There are works called Canzonas and others called Sonatas. Is there a difference? Quite often a Canzona can be seen as a brief instrumental item in three or four contrasting sections usually with differing time signatures and often based on dance rhythms. These might also be polychoral, as happens in works here, for example Castello’s wonderful Echo Sonata. Ah, ‘Sonata’ … where does that fit in? To a certain extent there is no difference. Iindeed for Picchi the terms seem to have been interchangeable. Again these are in contrasting sections frequently alternating and often in a more serious, imitative style with homophonic and contrapuntal sections.

So let’s not get bogged down but look at some of these pieces all of which are played superbly and with evident musical intelligence. They are far removed from the cornetto playing of thirty or so years ago.

Taking Castello first. He was a sophisticated and significant figure and, as early as the 1620s was using bar-lines in his instrumental publications (1621 and 1629). Recorded here are seven pieces of various length and for varying instrumentation. The opening track, Canzon 19 is for a double choir (as used at St. Mark’s by Gabrieli before him) one of cornets, a sackbut and continuo organ and one of four sackbuts. The Sonata No. 11 a 3 is, by contrast, scored for two violins, sackbut, harpsichord and organ. Apparently Castello was very keen to specify the instruments he required. The last track, Sonata No. 13 is one of the most impressive with its regular tempo changes and instrumental colours. Chitarrone and harp are used against cornets and sackbuts. This makes a wonderful kaleidoscope of textures.

As Stewart comments in his notes, Castello, if employed at St. Mark's, must have “known the maestro di cappella Claudio Monteverdi”. Indeed the cornetto lines, especially at the cadence points and in the ornamentation, are very vocal and, as has often been said, the cornetto sounds like a human voice.

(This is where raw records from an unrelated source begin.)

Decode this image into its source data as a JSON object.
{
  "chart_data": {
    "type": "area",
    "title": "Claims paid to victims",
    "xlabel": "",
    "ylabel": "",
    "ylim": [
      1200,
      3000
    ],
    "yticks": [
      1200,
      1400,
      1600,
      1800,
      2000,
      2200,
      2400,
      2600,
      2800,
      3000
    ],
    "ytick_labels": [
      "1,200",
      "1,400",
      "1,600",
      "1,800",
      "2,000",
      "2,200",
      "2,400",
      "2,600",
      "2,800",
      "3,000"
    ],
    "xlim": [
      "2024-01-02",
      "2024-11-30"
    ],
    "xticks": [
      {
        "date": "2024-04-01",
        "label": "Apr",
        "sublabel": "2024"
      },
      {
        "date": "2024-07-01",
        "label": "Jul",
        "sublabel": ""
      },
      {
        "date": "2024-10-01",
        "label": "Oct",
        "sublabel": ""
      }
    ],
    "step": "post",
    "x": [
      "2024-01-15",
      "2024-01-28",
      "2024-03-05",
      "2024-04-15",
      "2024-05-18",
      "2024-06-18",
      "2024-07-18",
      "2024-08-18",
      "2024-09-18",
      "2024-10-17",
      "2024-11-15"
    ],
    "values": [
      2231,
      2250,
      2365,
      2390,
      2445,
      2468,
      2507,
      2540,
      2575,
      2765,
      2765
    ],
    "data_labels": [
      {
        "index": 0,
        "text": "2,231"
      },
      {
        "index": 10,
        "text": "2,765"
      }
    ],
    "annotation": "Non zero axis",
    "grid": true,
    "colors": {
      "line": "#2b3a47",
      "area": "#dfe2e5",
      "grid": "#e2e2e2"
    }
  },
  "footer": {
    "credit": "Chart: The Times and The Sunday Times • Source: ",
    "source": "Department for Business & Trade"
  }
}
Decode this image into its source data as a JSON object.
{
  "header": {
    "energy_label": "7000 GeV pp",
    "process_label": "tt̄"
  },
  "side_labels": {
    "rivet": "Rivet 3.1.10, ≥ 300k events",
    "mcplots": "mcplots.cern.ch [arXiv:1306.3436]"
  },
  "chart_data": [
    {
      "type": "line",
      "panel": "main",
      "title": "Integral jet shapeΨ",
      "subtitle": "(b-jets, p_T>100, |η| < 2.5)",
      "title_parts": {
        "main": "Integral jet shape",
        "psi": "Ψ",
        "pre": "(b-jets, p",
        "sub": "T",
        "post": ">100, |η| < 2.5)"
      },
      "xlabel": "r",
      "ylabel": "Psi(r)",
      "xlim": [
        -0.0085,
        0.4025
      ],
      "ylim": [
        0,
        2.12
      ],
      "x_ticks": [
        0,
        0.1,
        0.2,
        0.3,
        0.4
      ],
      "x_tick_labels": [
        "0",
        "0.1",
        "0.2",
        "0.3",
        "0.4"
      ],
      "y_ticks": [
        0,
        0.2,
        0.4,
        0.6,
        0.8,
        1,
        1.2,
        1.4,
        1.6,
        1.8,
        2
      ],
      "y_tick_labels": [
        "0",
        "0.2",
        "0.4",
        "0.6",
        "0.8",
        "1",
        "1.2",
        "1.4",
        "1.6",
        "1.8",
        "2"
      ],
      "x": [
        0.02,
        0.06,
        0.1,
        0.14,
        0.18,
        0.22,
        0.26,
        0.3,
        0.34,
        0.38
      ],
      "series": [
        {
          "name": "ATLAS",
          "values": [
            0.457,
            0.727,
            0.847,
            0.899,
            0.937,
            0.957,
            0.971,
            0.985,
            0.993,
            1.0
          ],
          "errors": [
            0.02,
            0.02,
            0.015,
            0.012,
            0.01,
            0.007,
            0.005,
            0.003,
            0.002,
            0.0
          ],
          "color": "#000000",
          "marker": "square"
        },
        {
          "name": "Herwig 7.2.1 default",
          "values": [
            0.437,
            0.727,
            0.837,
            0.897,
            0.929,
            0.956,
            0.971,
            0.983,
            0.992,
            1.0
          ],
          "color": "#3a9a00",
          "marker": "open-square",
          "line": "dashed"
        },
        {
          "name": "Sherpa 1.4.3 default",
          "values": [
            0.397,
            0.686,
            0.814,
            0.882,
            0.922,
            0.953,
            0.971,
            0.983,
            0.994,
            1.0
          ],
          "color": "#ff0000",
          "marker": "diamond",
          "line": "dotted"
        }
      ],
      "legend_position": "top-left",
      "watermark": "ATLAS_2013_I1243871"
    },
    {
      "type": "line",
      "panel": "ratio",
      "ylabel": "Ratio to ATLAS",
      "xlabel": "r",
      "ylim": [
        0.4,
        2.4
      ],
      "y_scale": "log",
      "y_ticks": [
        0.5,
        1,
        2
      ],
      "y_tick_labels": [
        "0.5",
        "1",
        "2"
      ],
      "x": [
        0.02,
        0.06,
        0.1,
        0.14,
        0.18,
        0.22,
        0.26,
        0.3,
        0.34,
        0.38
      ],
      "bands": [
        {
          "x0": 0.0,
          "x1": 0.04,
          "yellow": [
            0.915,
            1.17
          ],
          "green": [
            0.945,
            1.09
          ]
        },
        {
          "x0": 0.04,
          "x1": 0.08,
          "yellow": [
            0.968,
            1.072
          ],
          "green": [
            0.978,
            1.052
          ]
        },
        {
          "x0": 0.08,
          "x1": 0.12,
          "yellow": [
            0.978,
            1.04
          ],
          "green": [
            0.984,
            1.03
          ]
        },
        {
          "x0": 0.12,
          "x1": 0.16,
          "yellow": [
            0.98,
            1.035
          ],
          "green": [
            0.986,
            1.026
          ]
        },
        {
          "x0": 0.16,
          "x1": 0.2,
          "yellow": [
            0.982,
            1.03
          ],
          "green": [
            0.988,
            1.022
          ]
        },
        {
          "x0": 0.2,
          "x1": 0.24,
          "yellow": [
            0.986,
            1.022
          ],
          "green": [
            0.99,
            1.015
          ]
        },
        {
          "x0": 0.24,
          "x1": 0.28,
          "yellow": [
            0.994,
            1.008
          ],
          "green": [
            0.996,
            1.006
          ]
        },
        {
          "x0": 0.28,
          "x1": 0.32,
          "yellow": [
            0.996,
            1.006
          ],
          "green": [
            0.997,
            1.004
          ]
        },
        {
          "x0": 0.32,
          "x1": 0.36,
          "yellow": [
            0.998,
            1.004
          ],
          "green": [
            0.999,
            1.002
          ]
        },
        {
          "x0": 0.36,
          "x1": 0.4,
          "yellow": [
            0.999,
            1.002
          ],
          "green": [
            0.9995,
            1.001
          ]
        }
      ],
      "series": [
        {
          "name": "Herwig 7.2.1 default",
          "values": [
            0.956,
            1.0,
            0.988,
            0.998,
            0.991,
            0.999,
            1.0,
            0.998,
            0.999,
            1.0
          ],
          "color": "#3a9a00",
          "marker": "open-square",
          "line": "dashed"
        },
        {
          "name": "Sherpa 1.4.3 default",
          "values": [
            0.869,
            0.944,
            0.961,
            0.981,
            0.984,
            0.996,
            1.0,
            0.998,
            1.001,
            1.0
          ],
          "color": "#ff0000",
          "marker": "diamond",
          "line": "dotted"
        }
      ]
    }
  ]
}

Giovanni Picchi was a versatile composer as is demonstrated here. There are three instrumental Canzons from his 1621 collection. There’s also a piece for two organs, which is a transcription of Canzon 18. We hear an earlier keyboard work, a Toccata, which found its way into the FitzWilliam Virginal Book possibly as early as 1615. It’s played brilliantly by Timothy Roberts. There are two Hungarian-inspired pieces. One is a lively and exotic Padoana ditta la Ongara with its ground bass and its three passages of falling sequences marked, curiously ‘alio modo’. It is played on the harpsichord. Then there’s a Ballo Ungaro played here, and very successfully, on the harp by Frances Kelly. Incidentally, I have a copy of both these pieces reprinted from the 1621 ‘Intavolatura de Balli d’arpicordo’ by the London Pro Musica Edition (EK35 -1981) a collection of seven keyboard pieces. It is fairly easily obtainable. The other three works by Picchi are instrumental and include the Canzon 17 for a double choir of cornets and sackbutts.

Altogether then, this is a very fine recording. Not only is the music fascinating but the performances are special. Buy it.